Learning to perceive God as real is work that’s done primarily in community.  Once people become involved in the church, they’re encouraged to cultivate a specific type of prayer that takes God to be speaking directly to them.  They’re encouraged to imagine God as speaking to them, to imagine what He* might sound like.  People are encouraged to go on dates with God where they might have a picnic by themselves and just chat with Him.  The type of conversation that’s encouraged is casual and highly personal- they say God wants to be treated like a friend.  From the outside we might think of this as a personal practice, but it’s highly communal in the sense that it’s actively taught and nurtured by the church.  People check in on each other’s relationship with God in the same way that you might ask about a friend’s marriage or relationship.

And Luhrmann found that the group’s support or pressure (depending on how you look at it) worked.  For the most part people came to feel God’s presence and hear God’s voice in a way that felt real.  By feeling I’m talking about tingly-skin, shivers, warmth throughout the body, or just a general sense of support and comfort.  In some cases people would even report that God gave them advice or messages for friends.

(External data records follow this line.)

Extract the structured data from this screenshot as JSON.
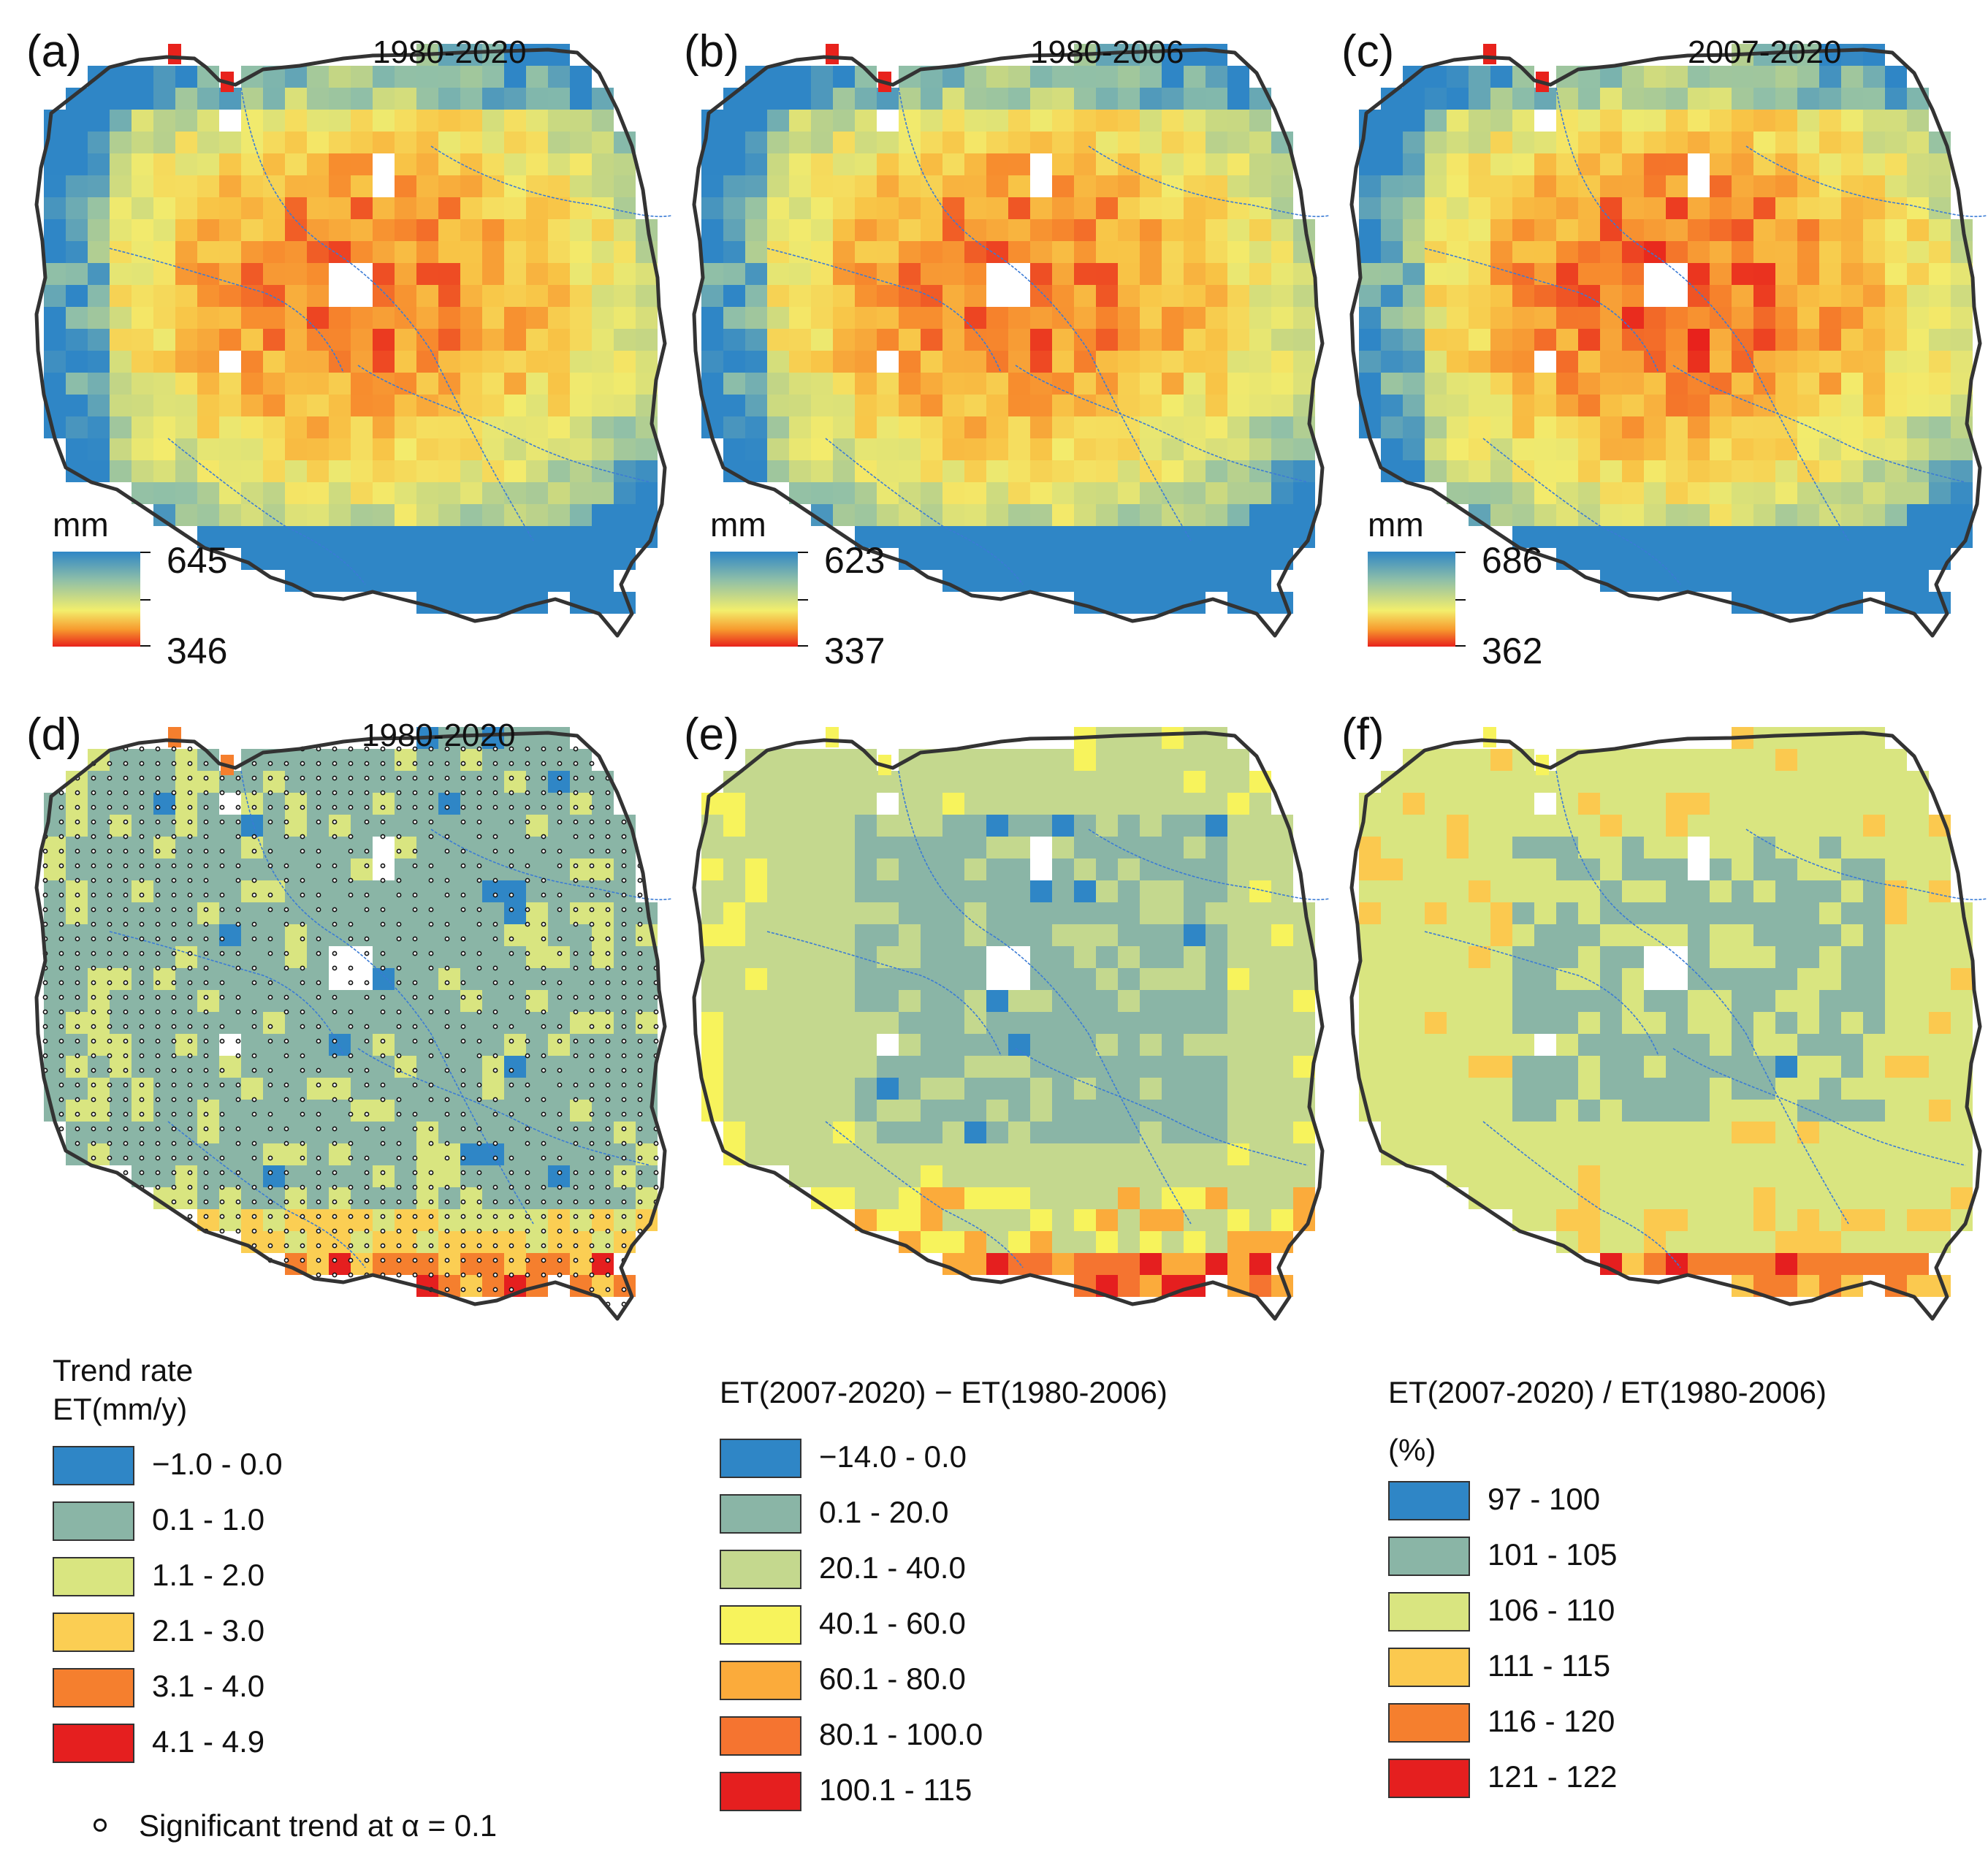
{
  "panels": [
    {
      "label": "(a)",
      "period": "1980-2020",
      "unit": "mm",
      "max": "645",
      "min": "346",
      "scheme": "ramp"
    },
    {
      "label": "(b)",
      "period": "1980-2006",
      "unit": "mm",
      "max": "623",
      "min": "337",
      "scheme": "ramp"
    },
    {
      "label": "(c)",
      "period": "2007-2020",
      "unit": "mm",
      "max": "686",
      "min": "362",
      "scheme": "ramp"
    },
    {
      "label": "(d)",
      "period": "1980-2020",
      "scheme": "trend"
    },
    {
      "label": "(e)",
      "period": "",
      "scheme": "diff"
    },
    {
      "label": "(f)",
      "period": "",
      "scheme": "ratio"
    }
  ],
  "legends": {
    "trend": {
      "title_line1": "Trend rate",
      "title_line2": "ET(mm/y)",
      "items": [
        {
          "label": "−1.0 - 0.0",
          "color": "#2f86c6"
        },
        {
          "label": "0.1 - 1.0",
          "color": "#8ab5a6"
        },
        {
          "label": "1.1 - 2.0",
          "color": "#d9e580"
        },
        {
          "label": "2.1 - 3.0",
          "color": "#fbce53"
        },
        {
          "label": "3.1 - 4.0",
          "color": "#f57f2e"
        },
        {
          "label": "4.1 - 4.9",
          "color": "#e51f1f"
        }
      ],
      "significance": "Significant trend at α = 0.1"
    },
    "diff": {
      "title": "ET(2007-2020) − ET(1980-2006)",
      "items": [
        {
          "label": "−14.0 - 0.0",
          "color": "#2f86c6"
        },
        {
          "label": "0.1 - 20.0",
          "color": "#8ab5a6"
        },
        {
          "label": "20.1 - 40.0",
          "color": "#c4d88e"
        },
        {
          "label": "40.1 - 60.0",
          "color": "#f7f35c"
        },
        {
          "label": "60.1 - 80.0",
          "color": "#fbab3b"
        },
        {
          "label": "80.1 - 100.0",
          "color": "#f57430"
        },
        {
          "label": "100.1 - 115",
          "color": "#e51f1f"
        }
      ]
    },
    "ratio": {
      "title": "ET(2007-2020) / ET(1980-2006)",
      "unit": "(%)",
      "items": [
        {
          "label": "97 - 100",
          "color": "#2f86c6"
        },
        {
          "label": "101 - 105",
          "color": "#8ab5a6"
        },
        {
          "label": "106 - 110",
          "color": "#d9e580"
        },
        {
          "label": "111 - 115",
          "color": "#fbc94f"
        },
        {
          "label": "116 - 120",
          "color": "#f57f2e"
        },
        {
          "label": "121 - 122",
          "color": "#e51f1f"
        }
      ]
    }
  }
}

But the community influence wasn’t all that’s needed for people to cultivate these types of experiences.    Luhrmann also measured individual’s level of absorption a psychological measure of how easily a person is absorbed in mental imagery.  Do you ever lose yourself in a day dream or reverie?  That’s what they’re talking about when they talking about absorption and not everyone is equally likely to get lost in such experiences.  As you might expect, Luhrmann found that folks who were highly prone to absorption were also more likely to report these types of experiences of God.  People learning to perceive God as close and real seems to depend on both communal training and personality.

That’s all well and good, but it may tell too simple a story.  The most recent version of Religion, Brain, and Behavior (which is offering free access until the end of March!) ran a great series of responses to Luhrmann’s book.  One of the clearer questions comes from the psychologist Steven J. Sandage, who has done a large amount of research with evangelical communities in the US.  Since Luhrmann’s discussing how people learn to cultivate a relationship with God, it’s worth asking what type of relationship is being cultivated.

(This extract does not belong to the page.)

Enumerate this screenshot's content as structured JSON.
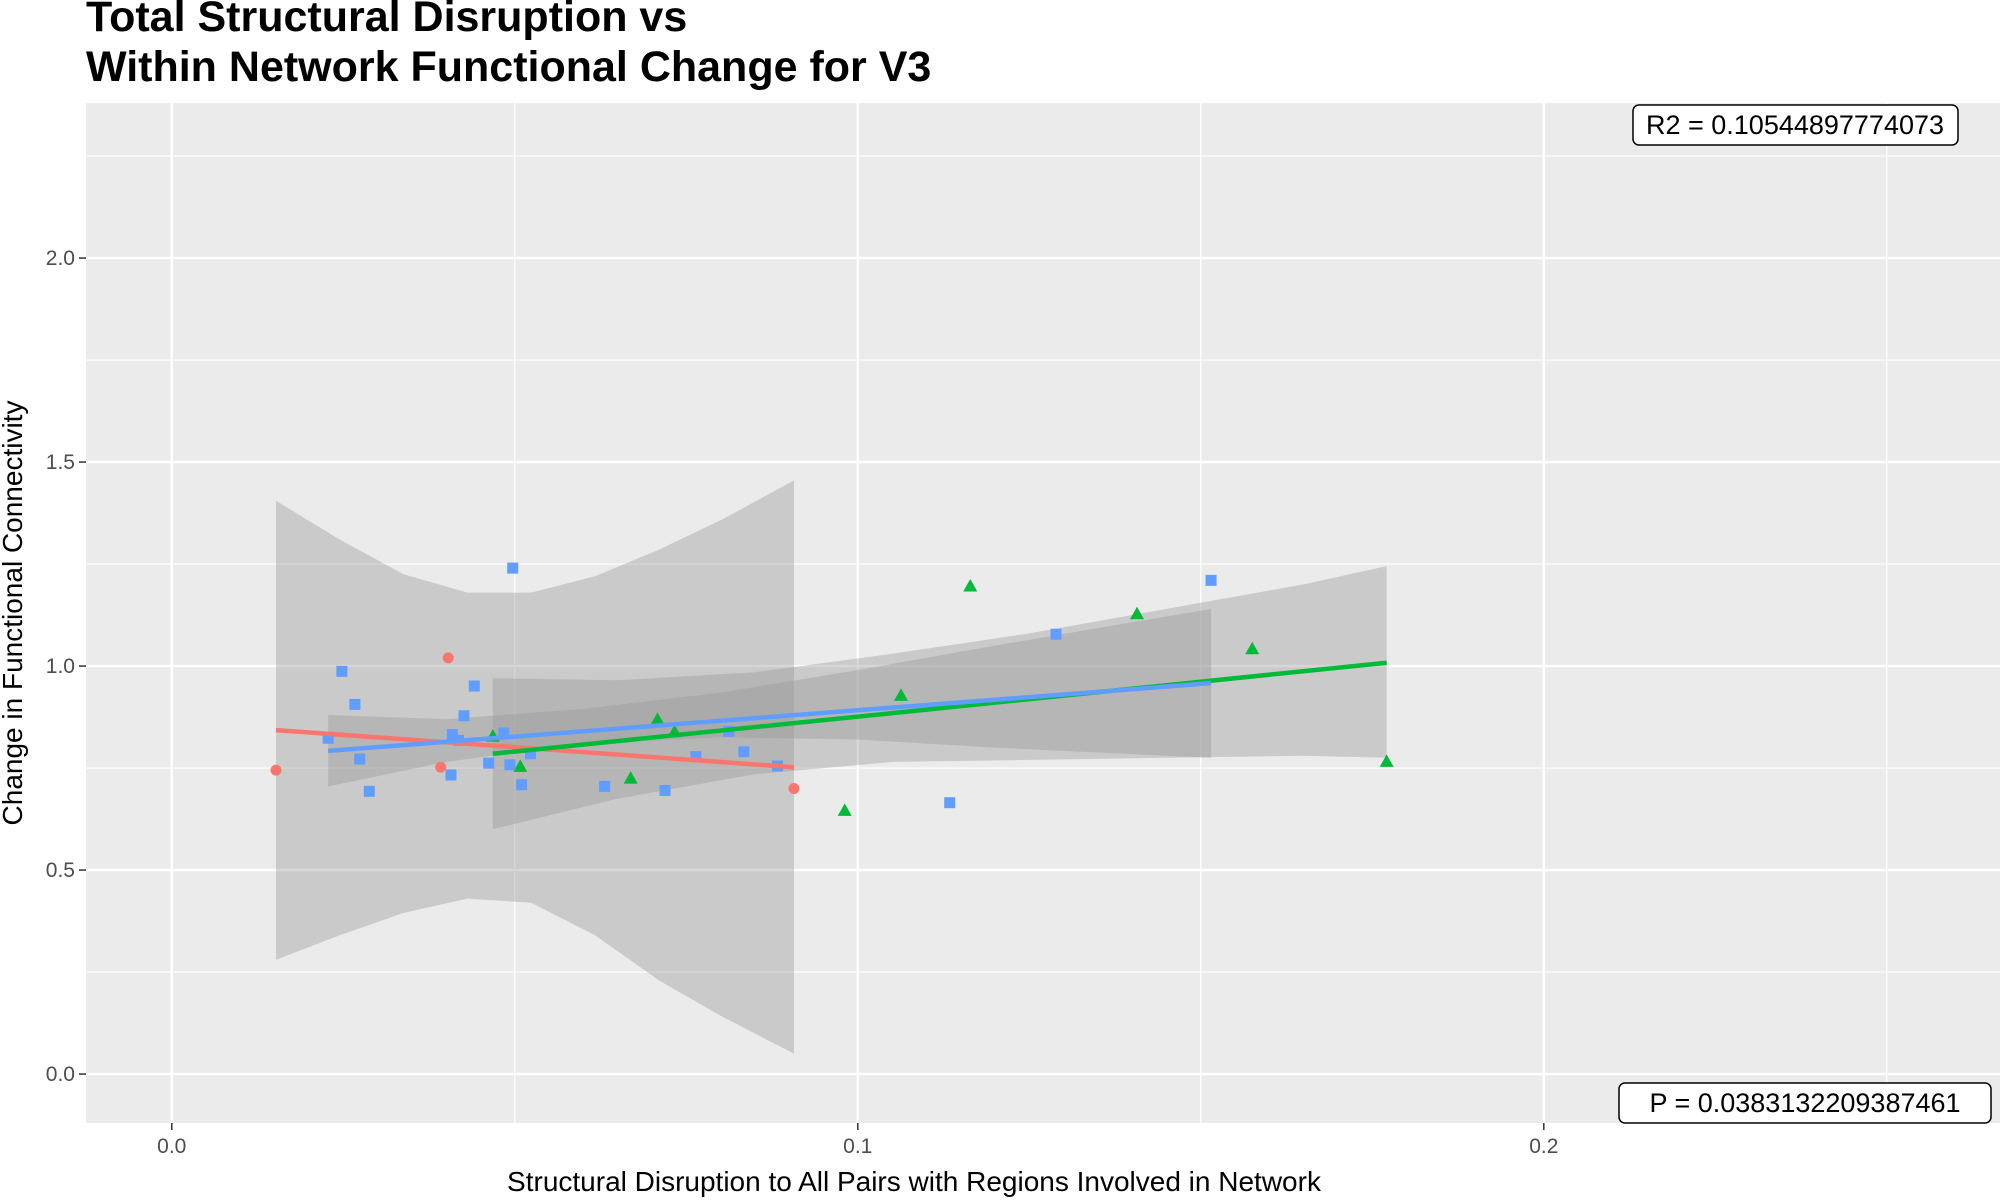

Attachment theory is a psychological theory for understanding people’s relationships.  In brief, some people are securely attached, which means they’re likely to seek comfort when they’re upset and then recover pretty quickly.  But others, for a variety of reasons, may be anxious, avoidant, or disorganized in their attachment.  These show up as clinginess or aloofness or downright ambivalence about how to relate.  This psychological theory is way more complex then I just made it seem, but the relevant point is that for some people, close relationships can actually heighten anxiety and discomfort.

So if Luhrmann’s studying how people learn to cultivate a close relationship with God, we should also pay attention to what type of relationship is being cultivated.  If you tend toward an insecure, anxious type of attachment, then cultivating this sort of relationship with God may not be as supportive and nurturing as assumed.  It may make people more anxious.  This is especially important if Luhrmann is attempting to talk about the health impact of these practices since attachment bears one of the strongest relationships to health.

Nevertheless, Luhrmann offers a compelling view into the practices and experiences of the Vineyard community.  The type of imaginative prayer she describes may seem bizarre, but given the global presence of the neo-charismatic movement, it’s worth understanding part of what they’re up to.

*I normally don’t talk about the Sacred as a person, but the Vineyard church is dominated by male-imagery of the Divine- that’s why I’m saying “He.”**

**This is the sort of over-self-consciousness that comes from studying religion and theology.